Media hysteria it may have been, but space companies such as Lockheed Martin could capitalise from the tantalising Martian titbit. Getting samples back from the Red Planet is now a priority and Lockheed is already number one on the space runway.

It is building three Martian spacecraft, the first of which departs on a McDonnell Douglas Delta 2 booster from Cape Canaveral this November.

Called the Mars Global Surveyor, it will orbit around the poles of Mars in September 1997 and conduct a systematic global survey of the planet's geology, weather and environment for three years.
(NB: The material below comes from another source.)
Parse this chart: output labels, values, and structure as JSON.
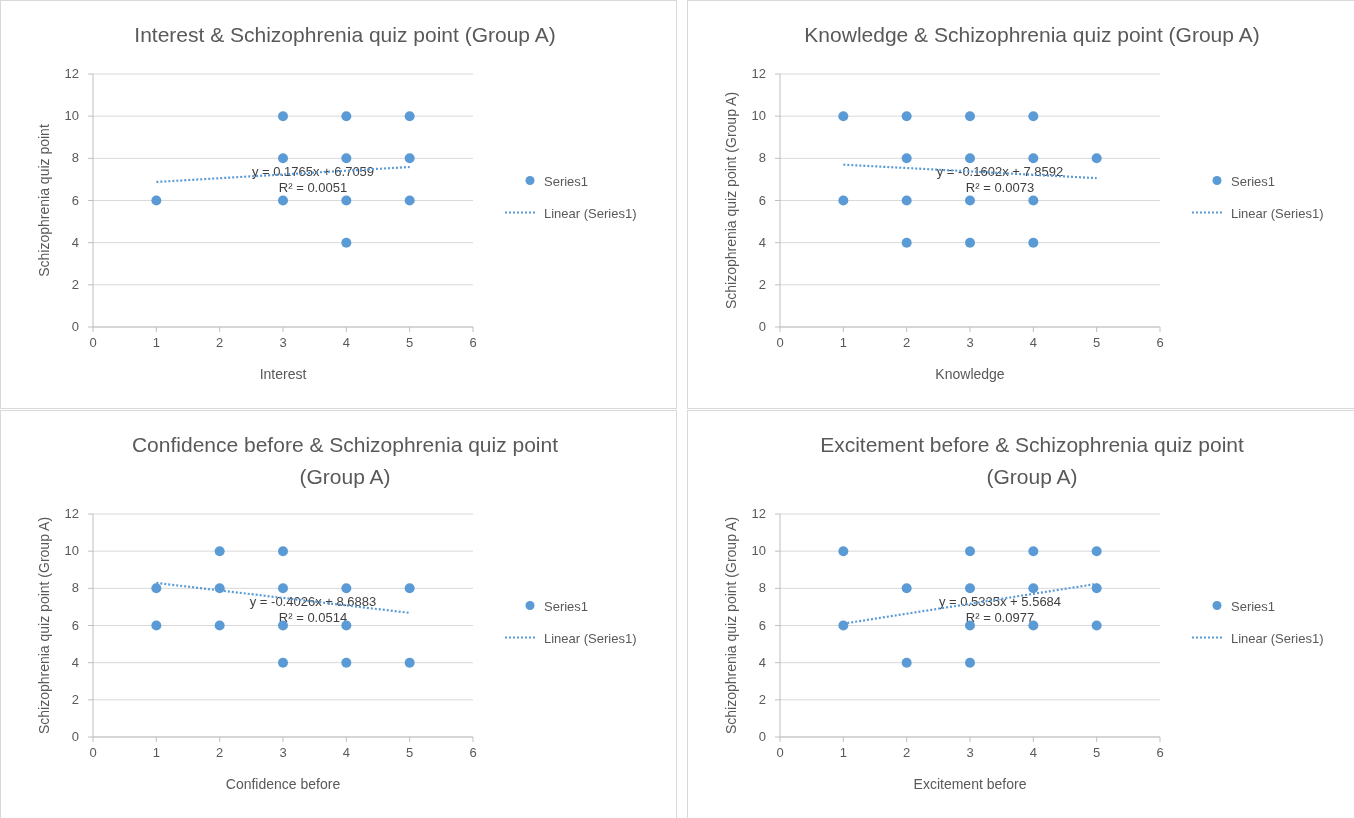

A sister-craft, the Mars Pathfinder, being built by NASA's Jet Propulsion Laboratory, will be launched in December, and will land - on 4 July 1997 of course - at the outflow of what is thought to have been a river valley aeons ago. It will deploy a small roving vehicle the size of a microwave oven.

 

Craft

Two more Lockheed craft, the Mars Surveyor Lander and Orbiter, are then scheduled for launches in December 1998 and January 1999.
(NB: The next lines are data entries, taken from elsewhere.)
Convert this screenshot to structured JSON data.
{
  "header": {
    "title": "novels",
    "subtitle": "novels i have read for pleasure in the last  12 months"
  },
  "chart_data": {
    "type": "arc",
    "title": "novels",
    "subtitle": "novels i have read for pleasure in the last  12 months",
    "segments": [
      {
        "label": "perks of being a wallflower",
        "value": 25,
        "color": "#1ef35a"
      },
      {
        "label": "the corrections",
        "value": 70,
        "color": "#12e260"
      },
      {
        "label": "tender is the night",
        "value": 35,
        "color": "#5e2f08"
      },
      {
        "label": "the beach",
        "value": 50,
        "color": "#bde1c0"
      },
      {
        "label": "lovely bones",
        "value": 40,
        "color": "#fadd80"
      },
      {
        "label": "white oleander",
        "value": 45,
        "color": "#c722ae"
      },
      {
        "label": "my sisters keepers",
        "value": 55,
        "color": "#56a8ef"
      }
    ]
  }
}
The Lander will touch down near the south pole of Mars, settling on what scientists believe will be alternate layers of clean and dust-laden ice and mainly frozen carbon dioxide.
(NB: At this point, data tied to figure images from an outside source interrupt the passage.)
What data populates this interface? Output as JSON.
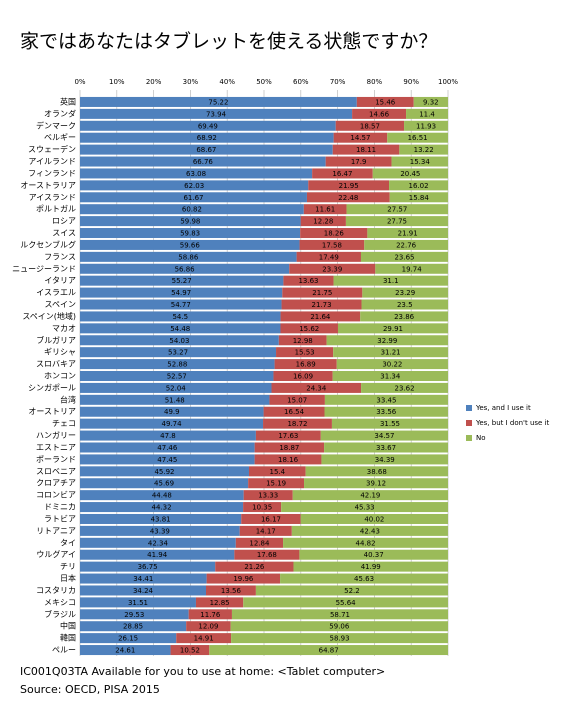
{
  "chart_data": {
    "type": "stacked-bar-horizontal",
    "title": "家ではあなたはタブレットを使える状態ですか？",
    "categories": [
      "英国",
      "オランダ",
      "デンマーク",
      "ベルギー",
      "スウェーデン",
      "アイルランド",
      "フィンランド",
      "オーストラリア",
      "アイスランド",
      "ポルトガル",
      "ロシア",
      "スイス",
      "ルクセンブルグ",
      "フランス",
      "ニュージーランド",
      "イタリア",
      "イスラエル",
      "スペイン",
      "スペイン(地域)",
      "マカオ",
      "ブルガリア",
      "ギリシャ",
      "スロバキア",
      "ホンコン",
      "シンガポール",
      "台湾",
      "オーストリア",
      "チェコ",
      "ハンガリー",
      "エストニア",
      "ポーランド",
      "スロベニア",
      "クロアチア",
      "コロンビア",
      "ドミニカ",
      "ラトビア",
      "リトアニア",
      "タイ",
      "ウルグアイ",
      "チリ",
      "日本",
      "コスタリカ",
      "メキシコ",
      "ブラジル",
      "中国",
      "韓国",
      "ペルー"
    ],
    "series": [
      {
        "name": "Yes, and I use it",
        "color": "#4f81bd",
        "values": [
          75.22,
          73.94,
          69.49,
          68.92,
          68.67,
          66.76,
          63.08,
          62.03,
          61.67,
          60.82,
          59.98,
          59.83,
          59.66,
          58.86,
          56.86,
          55.27,
          54.97,
          54.77,
          54.5,
          54.48,
          54.03,
          53.27,
          52.88,
          52.57,
          52.04,
          51.48,
          49.9,
          49.74,
          47.8,
          47.46,
          47.45,
          45.92,
          45.69,
          44.48,
          44.32,
          43.81,
          43.39,
          42.34,
          41.94,
          36.75,
          34.41,
          34.24,
          31.51,
          29.53,
          28.85,
          26.15,
          24.61
        ]
      },
      {
        "name": "Yes, but I don't use it",
        "color": "#c0504d",
        "values": [
          15.46,
          14.66,
          18.57,
          14.57,
          18.11,
          17.9,
          16.47,
          21.95,
          22.48,
          11.61,
          12.28,
          18.26,
          17.58,
          17.49,
          23.39,
          13.63,
          21.75,
          21.73,
          21.64,
          15.62,
          12.98,
          15.53,
          16.89,
          16.09,
          24.34,
          15.07,
          16.54,
          18.72,
          17.63,
          18.87,
          18.16,
          15.4,
          15.19,
          13.33,
          10.35,
          16.17,
          14.17,
          12.84,
          17.68,
          21.26,
          19.96,
          13.56,
          12.85,
          11.76,
          12.09,
          14.91,
          10.52
        ]
      },
      {
        "name": "No",
        "color": "#9bbb59",
        "values": [
          9.32,
          11.4,
          11.93,
          16.51,
          13.22,
          15.34,
          20.45,
          16.02,
          15.84,
          27.57,
          27.75,
          21.91,
          22.76,
          23.65,
          19.74,
          31.1,
          23.29,
          23.5,
          23.86,
          29.91,
          32.99,
          31.21,
          30.22,
          31.34,
          23.62,
          33.45,
          33.56,
          31.55,
          34.57,
          33.67,
          34.39,
          38.68,
          39.12,
          42.19,
          45.33,
          40.02,
          42.43,
          44.82,
          40.37,
          41.99,
          45.63,
          52.2,
          55.64,
          58.71,
          59.06,
          58.93,
          64.87
        ]
      }
    ],
    "xlim": [
      0,
      100
    ],
    "xticks": [
      {
        "value": 0,
        "label": "0%"
      },
      {
        "value": 10,
        "label": "10%"
      },
      {
        "value": 20,
        "label": "20%"
      },
      {
        "value": 30,
        "label": "30%"
      },
      {
        "value": 40,
        "label": "40%"
      },
      {
        "value": 50,
        "label": "50%"
      },
      {
        "value": 60,
        "label": "60%"
      },
      {
        "value": 70,
        "label": "70%"
      },
      {
        "value": 80,
        "label": "80%"
      },
      {
        "value": 90,
        "label": "90%"
      },
      {
        "value": 100,
        "label": "100%"
      }
    ],
    "grid": true,
    "legend": "right",
    "notes": [
      "IC001Q03TA Available for you to use at home: <Tablet computer>",
      "Source: OECD, PISA 2015"
    ]
  }
}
It will use a robot arm to scoop up soil and deliver the samples to an analyser inside the craft, which will determine the chemical content of the ice and frozen carbon dioxide. Because of the nature of the orbit of Mars around the Sun, relative to the Earth's position, this will be the only opportunity to land near the Martian poles for a decade.

The Orbiter will take photos of almost the whole planet, with a resolution of about 40 metres. These missions will only serve to assess whether the old Mars had an environment suitable to harbour lifeforms. Further missions, which Lockheed is likely to be involved in, will be flown at every opportunity during Martian launch windows in 2001, 2003 and 2005.

The only way to really determine whether there was any life on Mars is to bring samples back to the earth, and this won't happen until 2006 under present planning, unless NASA, milking the hysteria for all its worth, can persuade the tight-pursed Congress to cough up the funds to accelerate the Mars-return schedule.